In the Mediterranean, the installation of eleven new lines for the KM3NeT neutrino detector in the Italian sector has been completed. This immediately increased the size of the detector in the so-called ARCA sector by two and a half times. The first measurement data are expected soon.

KM3NeT is an extensive detector on the bottom of the Mediterranean Sea near Sardinia and near Toulon in France. Nikhef is part of the KM3NeT collaboration and closely involved in the construction of the detector and its components.

Lines

The detector consists of lines that reach up from the seabed, to which spheres with light sensors are attached. The signals from these sensors are used to reconstruct the tracks of passing neutrinos.

Such lines are coiled on a spool and lowered to the bottom of the sea from a lifting ship and uncoiled upward from there. An unmanned submarine then links them to the connection box on the bottom.

Two weeks

In a two-week sailing campaign, eleven new lines in the Italian ARCA sector were sunk and connected to a new connection box. The old connection box of the first eight lines was replaced, after which all eight lines now function. This brings the total number of lines to 19.

All lines appear to be functioning, says Nikhef PhD student Thijs Juan van Eeden, who assisted in the installation from KM3NeT’s coastal station in Sicily. “Currently, the commissioning is taking place: the tuning of the electrical and optical systems and eventually the data acquisition.”

This includes Jan Willem Schmelling and Antonio D’Amico, two Nikhef experts responsible for the design of the optical system. The first data are expected next week, he estimates.

Shifts

Van Eeden worked shifts at the coastal station during the last week of the sea campaign to assist with communications between the ship and the control room. “A lot of waiting for what the team at sea is doing and then suddenly a lot of work with testing and checking. But super fun for a student like myself. For many physicists, the measurement data comes from a kind of black box. I have now seen up close what is involved before you have data.”

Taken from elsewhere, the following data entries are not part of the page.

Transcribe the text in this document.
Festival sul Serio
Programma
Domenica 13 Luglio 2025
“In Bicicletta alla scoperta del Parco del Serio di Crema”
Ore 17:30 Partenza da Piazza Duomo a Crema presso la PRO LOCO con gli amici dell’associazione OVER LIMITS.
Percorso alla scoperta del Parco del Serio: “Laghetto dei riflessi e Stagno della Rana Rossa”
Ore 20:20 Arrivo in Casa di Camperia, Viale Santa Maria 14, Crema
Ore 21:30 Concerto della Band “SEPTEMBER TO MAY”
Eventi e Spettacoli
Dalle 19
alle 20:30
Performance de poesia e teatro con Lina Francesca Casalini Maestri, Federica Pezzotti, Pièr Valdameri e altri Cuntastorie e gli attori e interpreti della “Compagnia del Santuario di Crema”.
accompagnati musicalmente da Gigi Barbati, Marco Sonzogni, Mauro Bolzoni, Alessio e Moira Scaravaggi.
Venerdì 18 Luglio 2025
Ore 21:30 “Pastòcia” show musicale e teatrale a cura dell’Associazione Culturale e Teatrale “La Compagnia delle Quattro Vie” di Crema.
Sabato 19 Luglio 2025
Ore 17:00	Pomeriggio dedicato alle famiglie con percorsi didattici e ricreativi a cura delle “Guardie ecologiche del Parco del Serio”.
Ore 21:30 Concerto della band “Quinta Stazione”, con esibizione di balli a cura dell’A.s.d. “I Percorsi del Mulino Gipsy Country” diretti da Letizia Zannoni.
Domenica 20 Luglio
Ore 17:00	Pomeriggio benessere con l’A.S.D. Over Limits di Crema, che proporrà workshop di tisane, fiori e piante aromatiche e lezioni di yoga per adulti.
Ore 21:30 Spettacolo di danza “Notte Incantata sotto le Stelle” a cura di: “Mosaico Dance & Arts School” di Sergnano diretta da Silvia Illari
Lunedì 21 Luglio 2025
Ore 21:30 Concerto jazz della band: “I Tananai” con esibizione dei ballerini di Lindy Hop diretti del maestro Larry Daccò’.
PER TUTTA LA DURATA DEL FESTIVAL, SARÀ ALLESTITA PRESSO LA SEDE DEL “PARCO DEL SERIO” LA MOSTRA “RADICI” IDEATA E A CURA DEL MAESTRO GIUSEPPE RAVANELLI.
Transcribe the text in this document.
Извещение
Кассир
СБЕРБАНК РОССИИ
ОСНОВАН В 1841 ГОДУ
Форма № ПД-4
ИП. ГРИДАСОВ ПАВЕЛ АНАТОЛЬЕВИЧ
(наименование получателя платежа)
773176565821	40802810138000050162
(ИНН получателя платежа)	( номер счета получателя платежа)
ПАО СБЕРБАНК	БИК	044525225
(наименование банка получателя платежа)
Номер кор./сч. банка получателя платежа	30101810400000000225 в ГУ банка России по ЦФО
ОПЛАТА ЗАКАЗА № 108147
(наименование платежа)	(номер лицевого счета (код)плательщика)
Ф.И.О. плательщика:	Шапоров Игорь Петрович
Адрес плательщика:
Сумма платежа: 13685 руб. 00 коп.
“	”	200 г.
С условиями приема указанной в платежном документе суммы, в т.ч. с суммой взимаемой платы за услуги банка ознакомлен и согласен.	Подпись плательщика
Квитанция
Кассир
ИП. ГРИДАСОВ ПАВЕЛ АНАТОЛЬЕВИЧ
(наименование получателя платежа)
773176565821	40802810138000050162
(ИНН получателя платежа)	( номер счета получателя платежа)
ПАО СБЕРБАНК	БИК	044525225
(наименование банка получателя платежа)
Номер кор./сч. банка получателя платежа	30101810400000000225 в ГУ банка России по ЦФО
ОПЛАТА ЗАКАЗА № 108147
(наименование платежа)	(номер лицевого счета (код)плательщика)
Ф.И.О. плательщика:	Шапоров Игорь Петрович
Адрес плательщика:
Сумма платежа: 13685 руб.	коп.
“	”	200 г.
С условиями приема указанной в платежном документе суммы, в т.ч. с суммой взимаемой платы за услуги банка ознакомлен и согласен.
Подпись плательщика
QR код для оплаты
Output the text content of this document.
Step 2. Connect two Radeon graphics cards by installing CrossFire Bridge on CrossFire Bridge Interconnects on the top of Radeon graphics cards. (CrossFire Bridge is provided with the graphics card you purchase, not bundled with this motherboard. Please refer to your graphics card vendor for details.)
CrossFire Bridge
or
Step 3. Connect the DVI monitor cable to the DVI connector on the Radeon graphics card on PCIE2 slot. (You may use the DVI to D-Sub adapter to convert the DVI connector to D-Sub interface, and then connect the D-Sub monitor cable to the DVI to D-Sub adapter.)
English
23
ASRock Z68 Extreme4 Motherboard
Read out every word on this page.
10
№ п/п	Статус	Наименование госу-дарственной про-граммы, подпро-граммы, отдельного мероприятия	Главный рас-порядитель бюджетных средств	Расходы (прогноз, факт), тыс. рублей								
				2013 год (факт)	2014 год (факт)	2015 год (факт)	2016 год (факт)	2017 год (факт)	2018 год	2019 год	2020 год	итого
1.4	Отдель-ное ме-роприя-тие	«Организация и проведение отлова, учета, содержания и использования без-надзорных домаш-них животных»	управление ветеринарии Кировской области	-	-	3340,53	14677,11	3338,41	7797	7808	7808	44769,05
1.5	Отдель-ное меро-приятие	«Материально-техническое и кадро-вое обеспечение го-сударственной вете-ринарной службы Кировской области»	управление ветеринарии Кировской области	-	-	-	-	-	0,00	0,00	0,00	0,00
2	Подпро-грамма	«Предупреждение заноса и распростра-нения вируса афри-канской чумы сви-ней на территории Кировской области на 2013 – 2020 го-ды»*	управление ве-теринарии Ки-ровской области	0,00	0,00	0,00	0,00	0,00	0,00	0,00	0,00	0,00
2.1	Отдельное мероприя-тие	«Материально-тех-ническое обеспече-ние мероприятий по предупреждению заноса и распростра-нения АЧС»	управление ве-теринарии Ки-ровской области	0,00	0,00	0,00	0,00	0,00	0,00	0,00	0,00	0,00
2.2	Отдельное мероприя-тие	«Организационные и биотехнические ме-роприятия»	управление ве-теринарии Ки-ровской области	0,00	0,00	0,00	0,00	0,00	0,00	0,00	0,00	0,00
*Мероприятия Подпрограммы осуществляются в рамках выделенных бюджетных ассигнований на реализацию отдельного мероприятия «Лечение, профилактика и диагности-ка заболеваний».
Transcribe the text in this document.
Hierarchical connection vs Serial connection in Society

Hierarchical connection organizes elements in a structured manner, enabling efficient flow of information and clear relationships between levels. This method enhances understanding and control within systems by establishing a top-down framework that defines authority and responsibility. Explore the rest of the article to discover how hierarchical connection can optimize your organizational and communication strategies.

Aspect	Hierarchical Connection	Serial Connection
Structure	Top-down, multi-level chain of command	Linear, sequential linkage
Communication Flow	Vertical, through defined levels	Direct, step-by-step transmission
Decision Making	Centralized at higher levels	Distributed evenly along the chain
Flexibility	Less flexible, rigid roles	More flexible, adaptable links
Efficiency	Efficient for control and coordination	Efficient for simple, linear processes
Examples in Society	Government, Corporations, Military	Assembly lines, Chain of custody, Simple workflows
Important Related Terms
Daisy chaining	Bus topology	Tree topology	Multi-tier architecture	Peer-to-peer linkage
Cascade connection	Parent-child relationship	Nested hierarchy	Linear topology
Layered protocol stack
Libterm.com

In time, KM3NeT should include hundreds of lines with thousands of sensor spheres, partly in Italy and partly in France, both at kilometers deep. With an observed water volume of one cubic kilometer of deep sea, the whole thing will then be the largest neutrino detector in the northern hemisphere, and a good complement to ICECUBE in the ice at the South Pole.

Ghost particles

The experiment looks both at the starry sky as a telescope, searching for sources of energetic neutrinos from the cosmos, and at the physical properties of the ghost particles themselves. Neutrinos have hardly any mass and are a relatively poorly studied part of the standard model, mainly because they can hardly be observed directly.